Again, pain is very individual and procedures affect people differently.
Some of you are actually posting out-of-date and incorrect info, with a dollop of proselytizing on top.
Not out of date or incorrect care. I guess it is different approaches. Where I am we provide individualized, patient centered care which means that having surgery isnt' an automatic narcotics and benzo script for everyone. I am surpised your doctors still hand it out like candy and don't take a more controlled or individualized approach and that surgery = whatever you want for pain before the pain even happens. Pain management is important but where I work, there is no longer the view that narcotics are the only option for pain management. We have a chronic pain clinic that doesn't even prescribe narcotics. There are many ways to manage pain and using narcotics as your solution for every patient who has surgery without any assessment of the individual or their need led to major addiction, overuse and dependency issues. I would say that your approach is more old school - to not recognize the harms of opioids and the dangers of overprescribing and using them broadly for all patients who are surgical patients.
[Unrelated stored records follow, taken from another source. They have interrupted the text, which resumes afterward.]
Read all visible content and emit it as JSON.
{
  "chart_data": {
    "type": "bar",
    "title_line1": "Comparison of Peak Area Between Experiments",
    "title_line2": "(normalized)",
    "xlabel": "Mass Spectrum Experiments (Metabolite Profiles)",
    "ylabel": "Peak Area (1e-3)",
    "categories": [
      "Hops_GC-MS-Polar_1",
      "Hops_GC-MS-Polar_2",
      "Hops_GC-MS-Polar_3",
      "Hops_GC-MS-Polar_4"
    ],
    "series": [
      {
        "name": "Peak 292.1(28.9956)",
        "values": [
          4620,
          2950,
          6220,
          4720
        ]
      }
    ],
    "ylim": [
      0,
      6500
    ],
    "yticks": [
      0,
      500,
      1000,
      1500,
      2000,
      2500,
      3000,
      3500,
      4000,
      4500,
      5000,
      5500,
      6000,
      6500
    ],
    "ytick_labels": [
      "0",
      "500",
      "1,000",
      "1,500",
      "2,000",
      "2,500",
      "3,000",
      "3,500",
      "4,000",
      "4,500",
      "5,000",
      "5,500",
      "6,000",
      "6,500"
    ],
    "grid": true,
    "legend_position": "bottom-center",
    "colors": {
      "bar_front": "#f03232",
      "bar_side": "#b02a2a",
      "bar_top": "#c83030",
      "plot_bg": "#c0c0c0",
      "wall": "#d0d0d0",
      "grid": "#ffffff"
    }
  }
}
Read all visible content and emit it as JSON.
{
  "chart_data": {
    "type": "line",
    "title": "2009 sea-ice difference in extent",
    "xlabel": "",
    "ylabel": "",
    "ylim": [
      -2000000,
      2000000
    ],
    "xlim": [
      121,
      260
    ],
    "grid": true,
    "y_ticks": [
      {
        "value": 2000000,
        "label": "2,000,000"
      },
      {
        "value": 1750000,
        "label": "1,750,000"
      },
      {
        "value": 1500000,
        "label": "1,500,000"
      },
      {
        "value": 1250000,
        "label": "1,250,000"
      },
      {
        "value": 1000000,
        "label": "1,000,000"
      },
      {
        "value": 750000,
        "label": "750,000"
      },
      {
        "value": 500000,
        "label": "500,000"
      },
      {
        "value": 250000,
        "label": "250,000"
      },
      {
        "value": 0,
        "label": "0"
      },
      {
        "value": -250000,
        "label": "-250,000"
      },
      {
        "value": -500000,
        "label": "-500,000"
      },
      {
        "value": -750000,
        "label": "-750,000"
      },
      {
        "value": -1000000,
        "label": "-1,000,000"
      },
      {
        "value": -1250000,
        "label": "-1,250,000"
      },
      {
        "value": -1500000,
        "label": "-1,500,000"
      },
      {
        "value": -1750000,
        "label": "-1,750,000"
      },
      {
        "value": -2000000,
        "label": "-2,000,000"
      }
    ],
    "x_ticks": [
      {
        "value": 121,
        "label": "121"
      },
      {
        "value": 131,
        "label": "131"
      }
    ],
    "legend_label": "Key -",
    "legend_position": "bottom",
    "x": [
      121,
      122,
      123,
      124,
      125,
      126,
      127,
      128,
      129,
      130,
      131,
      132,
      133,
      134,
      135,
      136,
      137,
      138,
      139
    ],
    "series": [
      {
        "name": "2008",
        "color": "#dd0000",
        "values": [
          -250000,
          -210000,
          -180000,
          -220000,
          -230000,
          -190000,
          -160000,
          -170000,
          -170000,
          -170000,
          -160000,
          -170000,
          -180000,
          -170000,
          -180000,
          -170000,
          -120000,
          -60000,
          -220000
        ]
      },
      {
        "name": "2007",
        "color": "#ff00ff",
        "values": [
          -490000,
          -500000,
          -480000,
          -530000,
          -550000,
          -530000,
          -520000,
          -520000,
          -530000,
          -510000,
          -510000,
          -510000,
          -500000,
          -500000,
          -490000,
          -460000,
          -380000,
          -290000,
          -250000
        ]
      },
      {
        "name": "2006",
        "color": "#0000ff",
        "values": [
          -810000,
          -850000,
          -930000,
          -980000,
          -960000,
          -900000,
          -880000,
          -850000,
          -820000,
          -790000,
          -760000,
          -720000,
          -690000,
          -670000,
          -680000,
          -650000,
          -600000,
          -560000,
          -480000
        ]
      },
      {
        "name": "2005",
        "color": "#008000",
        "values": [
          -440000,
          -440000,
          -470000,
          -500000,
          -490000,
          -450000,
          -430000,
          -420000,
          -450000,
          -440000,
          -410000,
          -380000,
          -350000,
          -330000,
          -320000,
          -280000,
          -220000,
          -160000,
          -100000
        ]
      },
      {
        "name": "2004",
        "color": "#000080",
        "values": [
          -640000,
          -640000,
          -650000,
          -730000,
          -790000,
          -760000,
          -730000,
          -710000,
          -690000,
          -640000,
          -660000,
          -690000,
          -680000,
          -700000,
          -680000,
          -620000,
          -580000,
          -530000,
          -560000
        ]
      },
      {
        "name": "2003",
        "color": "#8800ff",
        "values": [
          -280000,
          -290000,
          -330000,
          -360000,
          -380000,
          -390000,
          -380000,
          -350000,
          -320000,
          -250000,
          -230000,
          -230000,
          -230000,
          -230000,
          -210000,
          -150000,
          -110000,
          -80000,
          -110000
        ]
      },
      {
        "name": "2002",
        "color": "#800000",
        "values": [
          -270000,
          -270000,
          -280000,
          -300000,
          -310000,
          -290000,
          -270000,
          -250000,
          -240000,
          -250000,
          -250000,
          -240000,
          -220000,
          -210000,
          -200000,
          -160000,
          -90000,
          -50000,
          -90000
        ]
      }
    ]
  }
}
I was responding to a poster who said all patients getting surgery should get narcotics to get ahead of the pain. That person was saying that is how her faclity approaches pain management - so yes, for that poster, she seems unaware of why other practices are using alternatives to opiods and using opiods sparingly and in an individualized way versus the practice at her center of giving a Rx ahead of surgery to anyone who might have some pain.
Anonymous wrote:I met with a surgeon today for a consult for significant and urgent surgery. There were a number of things I was unimpressed with but one was that they only give Tylenol. I feel like they would probably give more if a patient was in REALLY bad shape but her take was “some discomfort is normal after major surgery but it should be manageable with Tylenol.” That’s jacked up. We invented medication so that you don’t have to feel pain. Give a patient 3-5 days of pain meds. I’m meeting with other surgeons because this one seems heartless.